A solid sphere of mass 2 kg and radius 0.5 m rolls without slipping down an inclined plane of height 3 m. What is its speed at the bottom? (Take \( g = 9.8\, \text{m/s}^2 \))

• A. 6.48
• B. 8.40
• C. 10
• D. 9.64

Hint:

For rolling without slipping, total KE is $\frac{7}{10}mv^2$. Use $v = \sqrt{\frac{10gh}{7}}$ for a solid sphere.

Answer 1

The Correct Option is A

For a solid sphere undergoing rolling without slipping, total mechanical energy remains constant: \[ \text{Potential Energy} = \text{Translational KE} + \text{Rotational KE} \] At the apex, total energy is given by: \[ E = mgh \] At the base, the total energy is: \[ E = \frac{1}{2}mv^2 + \frac{1}{2}I\omega^2 \] For a solid sphere, the moment of inertia is \( I = \frac{2}{5}mr^2 \) and the angular velocity is \( \omega = \frac{v}{r} \).

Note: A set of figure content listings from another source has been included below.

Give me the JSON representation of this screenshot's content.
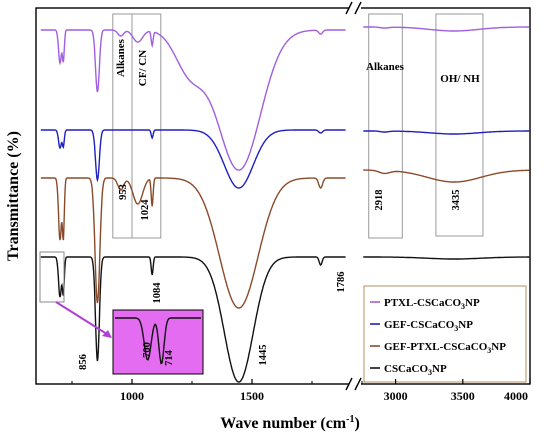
{
  "chart_data": {
    "type": "line",
    "xlabel": "Wave number (cm",
    "xlabel_sup": "-1",
    "xlabel_close": ")",
    "ylabel": "Transmittance (%)",
    "x_ticks": [
      "1000",
      "1500",
      "3000",
      "3500",
      "4000"
    ],
    "legend_position": "bottom-right",
    "colors": {
      "ptxl": "#a05fe0",
      "gef": "#1f1fbf",
      "gefptxl": "#8a4a2a",
      "cscaco3": "#111111",
      "inset_bg": "#e36cf0",
      "arrow": "#b03fd6"
    },
    "series": [
      {
        "key": "ptxl",
        "name": "PTXL-CSCaCO",
        "sub": "3",
        "tail": "NP"
      },
      {
        "key": "gef",
        "name": "GEF-CSCaCO",
        "sub": "3",
        "tail": "NP"
      },
      {
        "key": "gefptxl",
        "name": "GEF-PTXL-CSCaCO",
        "sub": "3",
        "tail": "NP"
      },
      {
        "key": "cscaco3",
        "name": "CSCaCO",
        "sub": "3",
        "tail": "NP"
      }
    ],
    "regions": [
      {
        "label": "Alkanes",
        "x": [
          920,
          1000
        ]
      },
      {
        "label": "CF/ CN",
        "x": [
          1000,
          1120
        ]
      },
      {
        "label": "Alkanes",
        "x": [
          2800,
          3050
        ]
      },
      {
        "label": "OH/ NH",
        "x": [
          3300,
          3650
        ]
      }
    ],
    "peak_labels": [
      {
        "text": "953",
        "x": 953
      },
      {
        "text": "1024",
        "x": 1024
      },
      {
        "text": "2918",
        "x": 2918
      },
      {
        "text": "3435",
        "x": 3435
      },
      {
        "text": "1084",
        "x": 1084
      },
      {
        "text": "1786",
        "x": 1786
      },
      {
        "text": "856",
        "x": 856
      },
      {
        "text": "1445",
        "x": 1445
      }
    ],
    "inset_labels": [
      "700",
      "714"
    ]
  }
}
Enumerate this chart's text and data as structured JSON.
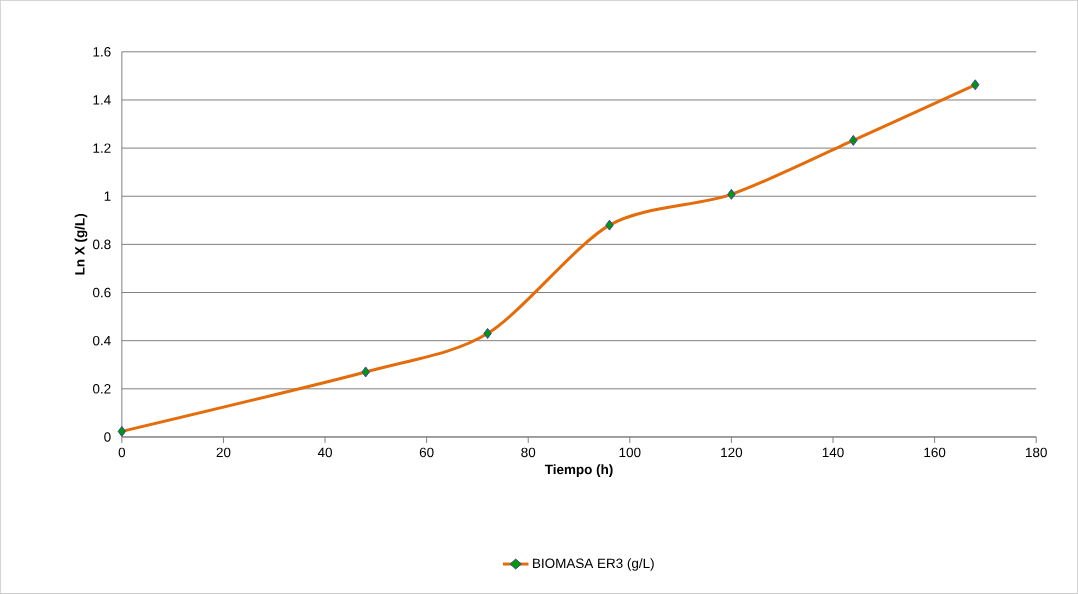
{
  "chart_data": {
    "type": "line",
    "xlabel": "Tiempo (h)",
    "ylabel": "Ln X  (g/L)",
    "x": [
      0,
      48,
      72,
      96,
      120,
      144,
      168
    ],
    "series": [
      {
        "name": "BIOMASA ER3 (g/L)",
        "color": "#e46c0a",
        "values": [
          0.023,
          0.27,
          0.43,
          0.88,
          1.008,
          1.232,
          1.463
        ]
      }
    ],
    "xlim": [
      0,
      180
    ],
    "xticks": [
      0,
      20,
      40,
      60,
      80,
      100,
      120,
      140,
      160,
      180
    ],
    "ylim": [
      0,
      1.6
    ],
    "yticks": [
      0,
      0.2,
      0.4,
      0.6,
      0.8,
      1,
      1.2,
      1.4,
      1.6
    ],
    "grid": "y",
    "legend": "bottom",
    "marker": "diamond",
    "line_style": "solid"
  }
}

Substituting these values: \[ mgh = \frac{1}{2}mv^2 + \frac{1}{2} \cdot \frac{2}{5}mr^2 \cdot \left(\frac{v}{r}\right)^2 = \frac{1}{2}mv^2 + \frac{1}{5}mv^2 = \frac{7}{10}mv^2 \] This simplifies to: \[ mgh = \frac{7}{10}mv^2 \quad \Rightarrow \quad v^2 = \frac{10gh}{7} \] Using the values \( g = 9.8 \, \text{m/s}^2 \) and \( h = 3 \): \[ v^2 = \frac{10 \cdot 9.8 \cdot 3}{7} = \frac{294}{7} = 42 \quad \Rightarrow \quad v = \sqrt{42} \approx 6.48 \, \text{m/s} \] The final velocity calculation is: \[ v = \sqrt{\frac{10gh}{7}} = \sqrt{\frac{10 \cdot 9.8 \cdot 3}{7}} = \sqrt{42} \approx 6.48 \]